Repost: RFA [4.1]: improvement to if-conversion and cross-jumping (PR20070)

Tue Nov 29 13:26:00 GMT 2005

When I mentioned on the mailing list that I was going to help review the 
CFO branch since we (Analog Devices) are interested in code size 
optimizations, people on IRC pointed me at this patch as a potentially 
better starting point, so I'll try to review it first.  Here's my first 
pass of comments.  More to come, probably, once I've played with the 
patch some more and understand it better.

 >       * ifcvt.c (noce_try_complex_cmove): New function.
 >       (noce_process_if_block): Call it.
 >       For flag_expensive_optimizations, update cond_exec_changed_p on
 >       success.
 >       (rest_of_handle_if_conversion): For flag_expensive_optimizations,
 >       provide if_convert with register lifeness info.

Can we postpone the ifcvt changes?  They look quite straightforward, but 
it seems like they are independent of the rest.  Once we've done the 
heavy lifting to get the first part in, we can revisit this.
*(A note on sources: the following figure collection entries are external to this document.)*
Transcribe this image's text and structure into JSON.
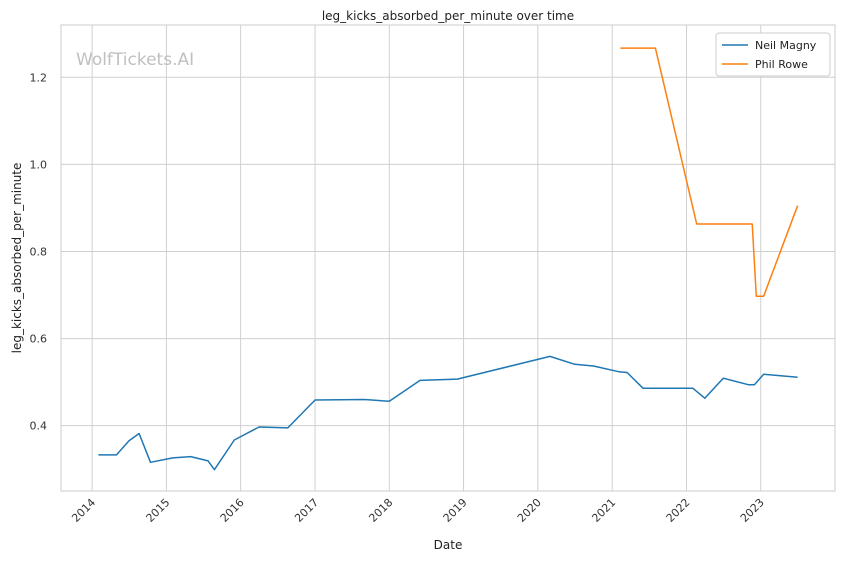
{
  "chart_data": {
    "type": "line",
    "title": "leg_kicks_absorbed_per_minute over time",
    "xlabel": "Date",
    "ylabel": "leg_kicks_absorbed_per_minute",
    "watermark": "WolfTickets.AI",
    "xlim": [
      "2013-08-01",
      "2024-01-01"
    ],
    "ylim": [
      0.25,
      1.32
    ],
    "x_ticks": [
      "2014",
      "2015",
      "2016",
      "2017",
      "2018",
      "2019",
      "2020",
      "2021",
      "2022",
      "2023"
    ],
    "y_ticks": [
      0.4,
      0.6,
      0.8,
      1.0,
      1.2
    ],
    "y_tick_labels": [
      "0.4",
      "0.6",
      "0.8",
      "1.0",
      "1.2"
    ],
    "grid": true,
    "legend_position": "top-right",
    "series": [
      {
        "name": "Neil Magny",
        "color": "#1f77b4",
        "points": [
          [
            "2014-02-01",
            0.333
          ],
          [
            "2014-05-01",
            0.333
          ],
          [
            "2014-07-01",
            0.365
          ],
          [
            "2014-08-20",
            0.382
          ],
          [
            "2014-10-15",
            0.316
          ],
          [
            "2015-02-01",
            0.326
          ],
          [
            "2015-05-01",
            0.329
          ],
          [
            "2015-07-25",
            0.319
          ],
          [
            "2015-08-25",
            0.299
          ],
          [
            "2015-12-01",
            0.367
          ],
          [
            "2016-04-01",
            0.397
          ],
          [
            "2016-08-20",
            0.395
          ],
          [
            "2017-01-01",
            0.459
          ],
          [
            "2017-09-01",
            0.46
          ],
          [
            "2018-01-01",
            0.456
          ],
          [
            "2018-06-01",
            0.504
          ],
          [
            "2018-12-01",
            0.507
          ],
          [
            "2020-03-01",
            0.559
          ],
          [
            "2020-07-01",
            0.541
          ],
          [
            "2020-10-01",
            0.537
          ],
          [
            "2021-02-01",
            0.524
          ],
          [
            "2021-03-15",
            0.522
          ],
          [
            "2021-06-01",
            0.486
          ],
          [
            "2022-02-01",
            0.486
          ],
          [
            "2022-04-01",
            0.463
          ],
          [
            "2022-07-01",
            0.509
          ],
          [
            "2022-11-01",
            0.494
          ],
          [
            "2022-12-01",
            0.494
          ],
          [
            "2023-01-15",
            0.518
          ],
          [
            "2023-07-01",
            0.511
          ]
        ]
      },
      {
        "name": "Phil Rowe",
        "color": "#ff7f0e",
        "points": [
          [
            "2021-02-10",
            1.267
          ],
          [
            "2021-08-01",
            1.267
          ],
          [
            "2022-02-20",
            0.863
          ],
          [
            "2022-11-20",
            0.863
          ],
          [
            "2022-12-10",
            0.697
          ],
          [
            "2023-01-15",
            0.697
          ],
          [
            "2023-07-01",
            0.905
          ]
        ]
      }
    ]
  }
}
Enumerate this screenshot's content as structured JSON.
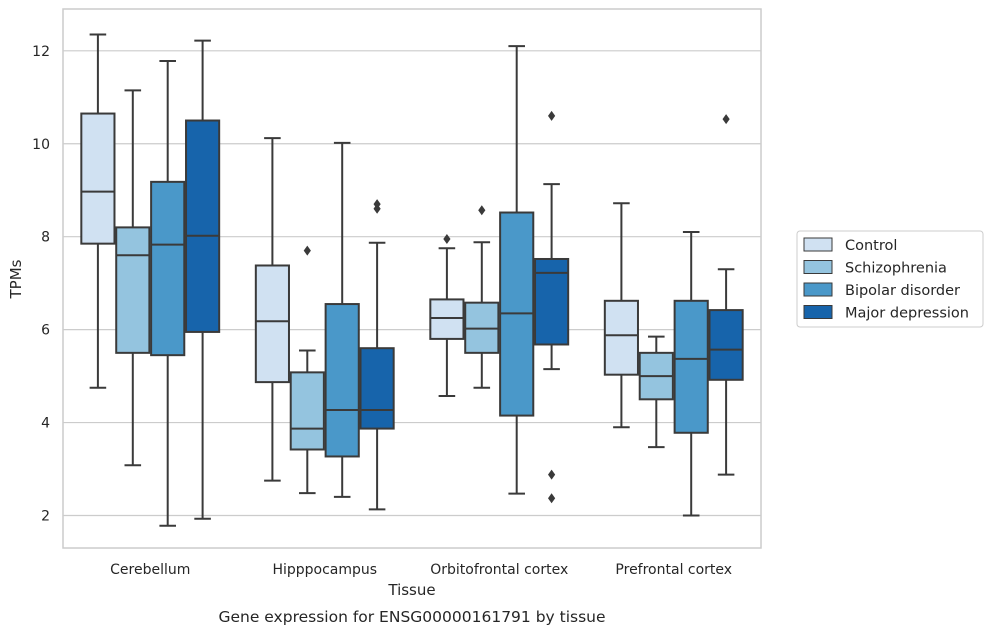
{
  "chart_data": {
    "type": "box",
    "caption": "Gene expression for ENSG00000161791 by tissue",
    "xlabel": "Tissue",
    "ylabel": "TPMs",
    "ylim": [
      1.3,
      12.9
    ],
    "yticks": [
      2,
      4,
      6,
      8,
      10,
      12
    ],
    "grid": "horizontal",
    "legend_position": "right",
    "categories": [
      "Cerebellum",
      "Hipppocampus",
      "Orbitofrontal cortex",
      "Prefrontal cortex"
    ],
    "series": [
      {
        "name": "Control",
        "color": "#d0e1f2",
        "boxes": [
          {
            "min": 4.75,
            "q1": 7.85,
            "median": 8.97,
            "q3": 10.65,
            "max": 12.35,
            "outliers": []
          },
          {
            "min": 2.75,
            "q1": 4.87,
            "median": 6.18,
            "q3": 7.38,
            "max": 10.12,
            "outliers": []
          },
          {
            "min": 4.57,
            "q1": 5.8,
            "median": 6.25,
            "q3": 6.65,
            "max": 7.75,
            "outliers": [
              7.95
            ]
          },
          {
            "min": 3.9,
            "q1": 5.03,
            "median": 5.88,
            "q3": 6.62,
            "max": 8.72,
            "outliers": []
          }
        ]
      },
      {
        "name": "Schizophrenia",
        "color": "#94c4df",
        "boxes": [
          {
            "min": 3.08,
            "q1": 5.5,
            "median": 7.6,
            "q3": 8.2,
            "max": 11.15,
            "outliers": []
          },
          {
            "min": 2.48,
            "q1": 3.42,
            "median": 3.87,
            "q3": 5.08,
            "max": 5.55,
            "outliers": [
              7.7
            ]
          },
          {
            "min": 4.75,
            "q1": 5.5,
            "median": 6.02,
            "q3": 6.58,
            "max": 7.88,
            "outliers": [
              8.57
            ]
          },
          {
            "min": 3.47,
            "q1": 4.5,
            "median": 5.0,
            "q3": 5.5,
            "max": 5.85,
            "outliers": []
          }
        ]
      },
      {
        "name": "Bipolar disorder",
        "color": "#4a98c9",
        "boxes": [
          {
            "min": 1.78,
            "q1": 5.45,
            "median": 7.83,
            "q3": 9.18,
            "max": 11.78,
            "outliers": []
          },
          {
            "min": 2.4,
            "q1": 3.27,
            "median": 4.27,
            "q3": 6.55,
            "max": 10.02,
            "outliers": []
          },
          {
            "min": 2.47,
            "q1": 4.15,
            "median": 6.35,
            "q3": 8.52,
            "max": 12.1,
            "outliers": []
          },
          {
            "min": 2.0,
            "q1": 3.78,
            "median": 5.37,
            "q3": 6.62,
            "max": 8.1,
            "outliers": []
          }
        ]
      },
      {
        "name": "Major depression",
        "color": "#1764ab",
        "boxes": [
          {
            "min": 1.93,
            "q1": 5.95,
            "median": 8.02,
            "q3": 10.5,
            "max": 12.22,
            "outliers": []
          },
          {
            "min": 2.13,
            "q1": 3.87,
            "median": 4.27,
            "q3": 5.6,
            "max": 7.87,
            "outliers": [
              8.6,
              8.7
            ]
          },
          {
            "min": 5.15,
            "q1": 5.68,
            "median": 7.22,
            "q3": 7.52,
            "max": 9.13,
            "outliers": [
              10.6,
              2.88,
              2.37
            ]
          },
          {
            "min": 2.88,
            "q1": 4.92,
            "median": 5.57,
            "q3": 6.42,
            "max": 7.3,
            "outliers": [
              10.53
            ]
          }
        ]
      }
    ]
  }
}
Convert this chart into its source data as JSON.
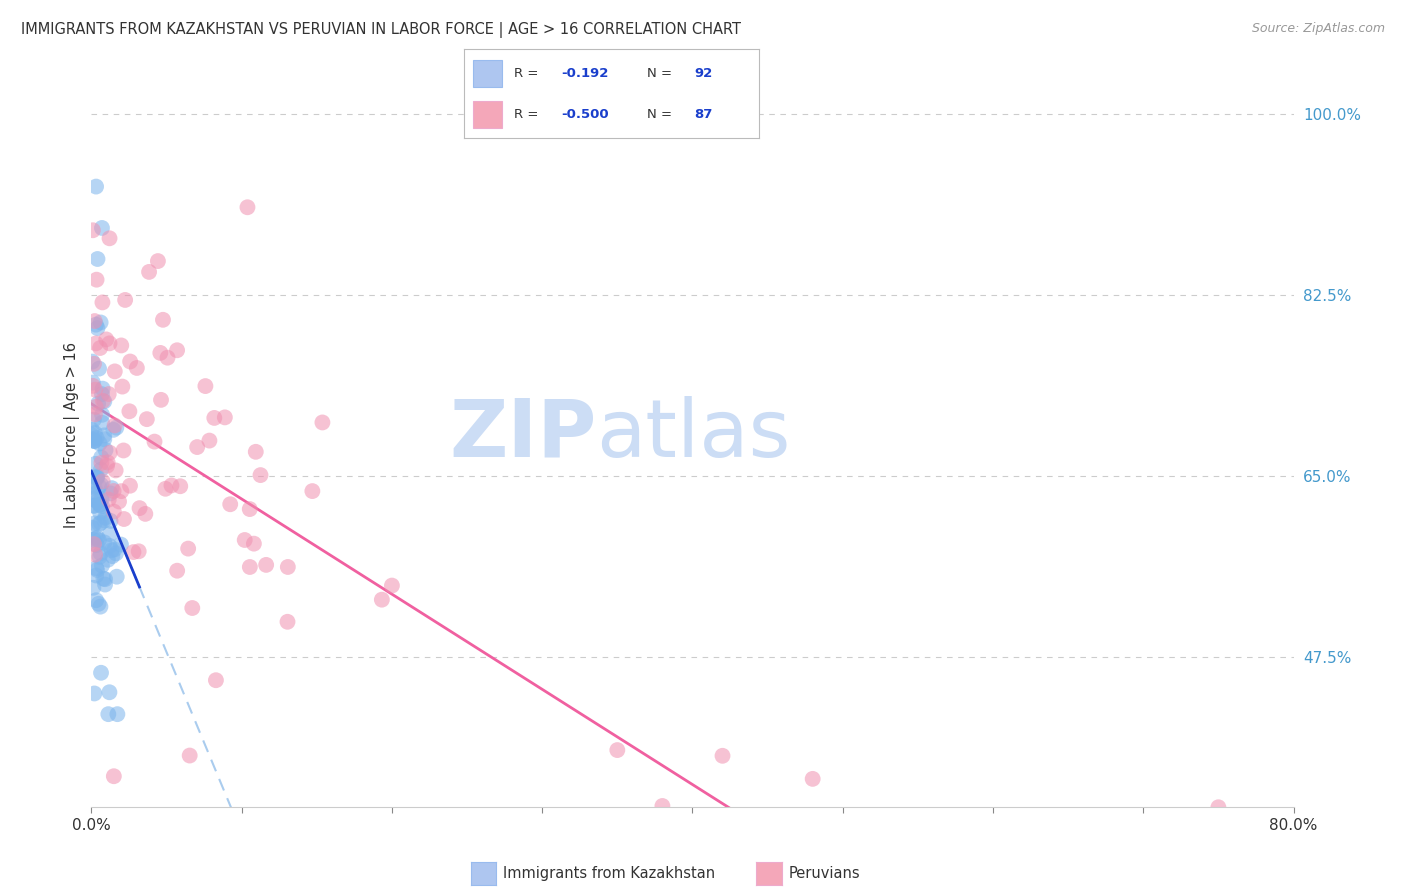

One general comment: You're matching entire pieces of RTL.  Wouldn't it 
be possible/simpler to match insn_codes, extract the operands, and then 
just look at those?  I have in mind something that looks a bit like 
parts of regrename.

I was wondering about the use of the find_reg_equal_equiv_note - lots of 
code seems to use that function, but do we really want to mess with 
REG_EQUIV notes?

Like Stephen B., I'd like to see this moved to a separate file; then you 
can also lose the struct_equiv_ prefix from most function names and make 
them more meaningful.

 > +/* In cfgcleanup.c */

Needs updating when moving the code.

 > +/* A struct equiv_info is used to pass information to struct_equiv and
 > +   to gather state while two basic blocks are checked for structural
 > +   equivalence.

Like Stephen, I'd like to see the rest of this comment distributed so 
that each structure member has its own comment in front of it.  See also 
below - I'd like to see a struct_equiv_checkpoint used inside this 
monster struct to keep track of current state.  Further improvements 
might be to split off those members which track state, and others which 
are just inputs set by the callers of the struct_equiv pass ("struct 
struct_equiv_params"?).  Such a split could either result in two 
structures, or just two clearly separated areas inside the same 
structure.  There should be some kind of logical grouping instead of 
just a collection of members.

 > +   X_BLOCK and Y_BLOCK are the two block being compared.

"blocks"

 > +   NEED_FULL_BLOCK is set when the entire basic blocks have to match, as
 > +   in if-conversion.  It is cleared for cross-jumping.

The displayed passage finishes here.